Meus devaneios são curtos; longos os pensamentos sobre a vida. Normalmente eles me levam para o ‘nada’. Ninguém. Apenas meus pensamentos. Silêncio. Apenas os devaneios, curtos e presentes.

Me embriago só, brindo ao ar conquistas. Planos de um futuro incerto. Confiança testada. Provas vazias para meu próprio ego inflado.

Eu critico as futilidades…mas o sou. Não tenho por quem morrer, não tenho sonhos de uma vida, não quero ser cantor, ator ou médico. Quero tudo. Saltar de pará-quedas, viajar o mundo, ser herói e vilão.

Ser tudo é não fazer nada direito. E ser nada…é literal. Não sei o que quero.

Oct 15

Bons dias se passam. Queria sintetizar isso tudo em palavras, mas no momento elas me faltam. Sobra-me um sorriso, tímido ainda. Uma sensação de que o tempo amadure (mais!) e junto traz bons ventos. Resultado de muito trabalho.

Fim de grande projeto se aproxima, estou exausto, ao mesmo tempo que ganhei uma grande oportunidade na empresa. Mudar de setor, aprender uma nova linguagem de programação e conhecer o funcionamento de um importante negócio da Fundação, o BestShopTV. Isso trouxe alívio, segurança para os próximos passos.

Agora preciso tomar decisões importantes, rumos para 2009 / 2010. Isso pesa. Ainda não tenho idéia do que quero. Tem faculdade pra terminar, sonhos para realizar; qual deles pode esperar?

Oct 8

Baseado em uma noite de psicologia real.

“Nós conhecemos alguém, ficamos juntos, aprendemos a gostar. Aí nossa intolerância entra em cena, ela anda lado a lado com nosso egoísmo, nosso orgulho.
Nós provocamos mudanças de comportamento. E depois deixamos de gostar da pessoa porquê ela não é mais aquela que conhecemos!
Paradoxal!”

Eu não me liberto porquê não quero, para tal batalha não existe recompensa à altura. É egoísmo. É esperança maldita que habita no fundo de toda a exagerada auto-crítica. É a sombra de toda a revolta pelas coisas que não acontecem do jeito que quero, foda-se ela e o que ela pensa.

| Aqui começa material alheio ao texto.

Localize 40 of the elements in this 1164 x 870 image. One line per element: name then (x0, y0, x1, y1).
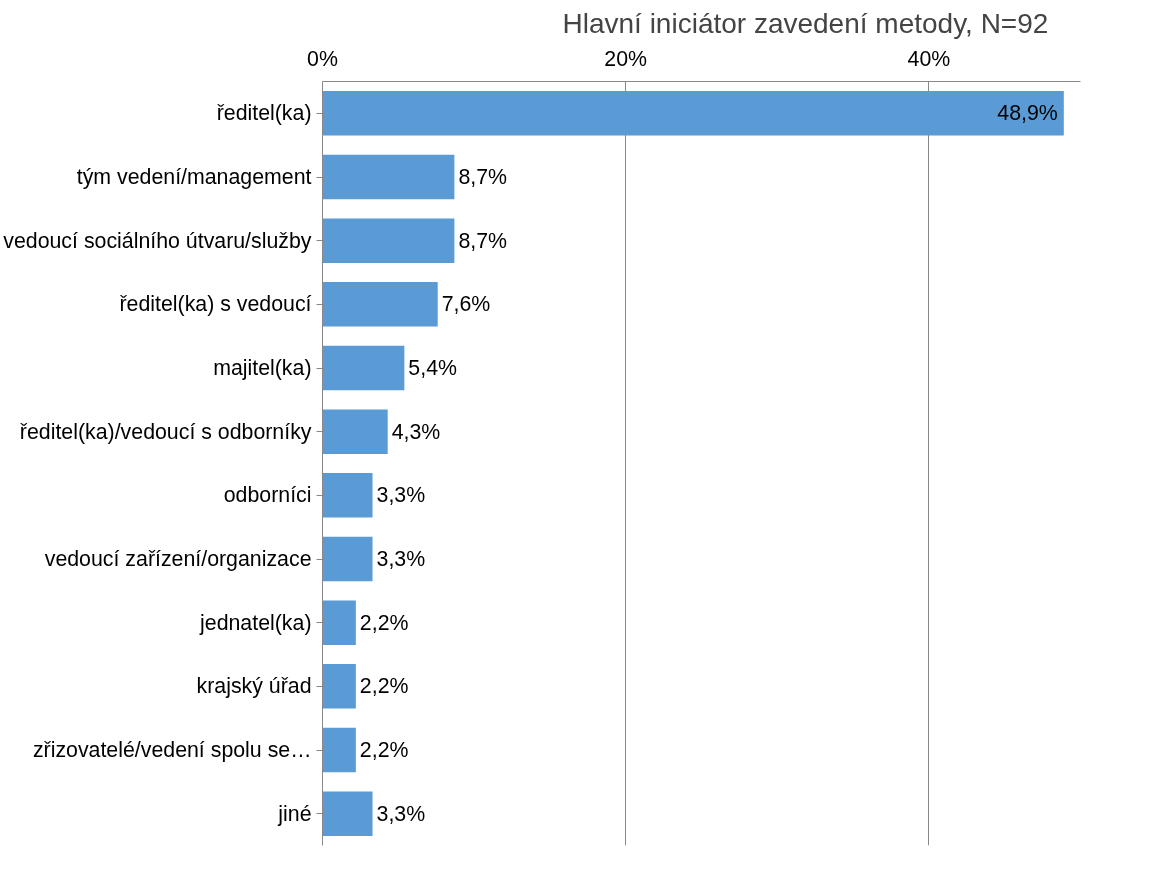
bar (322, 91, 1064, 136)
data-label: 2,2% (359, 610, 409, 635)
data-label: 3,3% (376, 801, 426, 826)
y-tick-label: tým vedení/management (76, 165, 312, 189)
data-label: 48,9% (997, 101, 1058, 126)
bar (322, 727, 356, 773)
y-tick-label: vedoucí sociálního útvaru/služby (3, 228, 312, 253)
x-tick-label: 0% (307, 46, 338, 71)
data-label: 8,7% (458, 165, 508, 189)
bar (322, 664, 356, 709)
bar (322, 473, 373, 518)
data-label: 8,7% (458, 228, 508, 253)
data-label: 7,6% (441, 292, 491, 317)
chart-title: Hlavní iniciátor zavedení metody, N=92 (562, 7, 1049, 39)
data-label: 3,3% (376, 547, 426, 571)
bar (322, 218, 455, 263)
y-tick-label: ředitel(ka) s vedoucí (119, 292, 312, 317)
data-label: 4,3% (391, 419, 441, 444)
bar (322, 154, 455, 200)
y-tick-label: jiné (277, 801, 312, 826)
data-label: 3,3% (376, 483, 426, 508)
bar (322, 536, 373, 582)
y-tick-label: odborníci (223, 483, 312, 508)
y-tick-label: krajský úřad (196, 674, 312, 699)
bar (322, 409, 388, 454)
bar (322, 600, 356, 645)
y-tick-label: vedoucí zařízení/organizace (44, 547, 312, 571)
data-label: 2,2% (359, 674, 409, 699)
bar (322, 345, 405, 391)
x-tick-label: 40% (907, 46, 951, 71)
y-tick-label: zřizovatelé/vedení spolu se… (32, 738, 312, 762)
y-tick-label: jednatel(ka) (199, 610, 312, 635)
data-label: 2,2% (359, 738, 409, 762)
x-tick-label: 20% (604, 46, 648, 71)
bar (322, 791, 373, 836)
y-tick-label: ředitel(ka) (216, 101, 312, 126)
bar (322, 282, 438, 327)
y-tick-label: ředitel(ka)/vedoucí s odborníky (19, 419, 312, 444)
data-label: 5,4% (408, 356, 458, 380)
y-tick-label: majitel(ka) (213, 356, 312, 380)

Vivo prazeres curtos, sem intensidade porquê a busco em soberba. A sede anula o que poderia ser.

Eu costumo falar de mim mais do que deveria, insegurança diriam alguns. Sei que ontem eu apenas ouvi, falei duro tudo que pensava. Mal sabia o receptor a receptora que tais palavras eram pra mim.

“Pense logo existo. A existência não necessariamente vem acompanhada de vida!”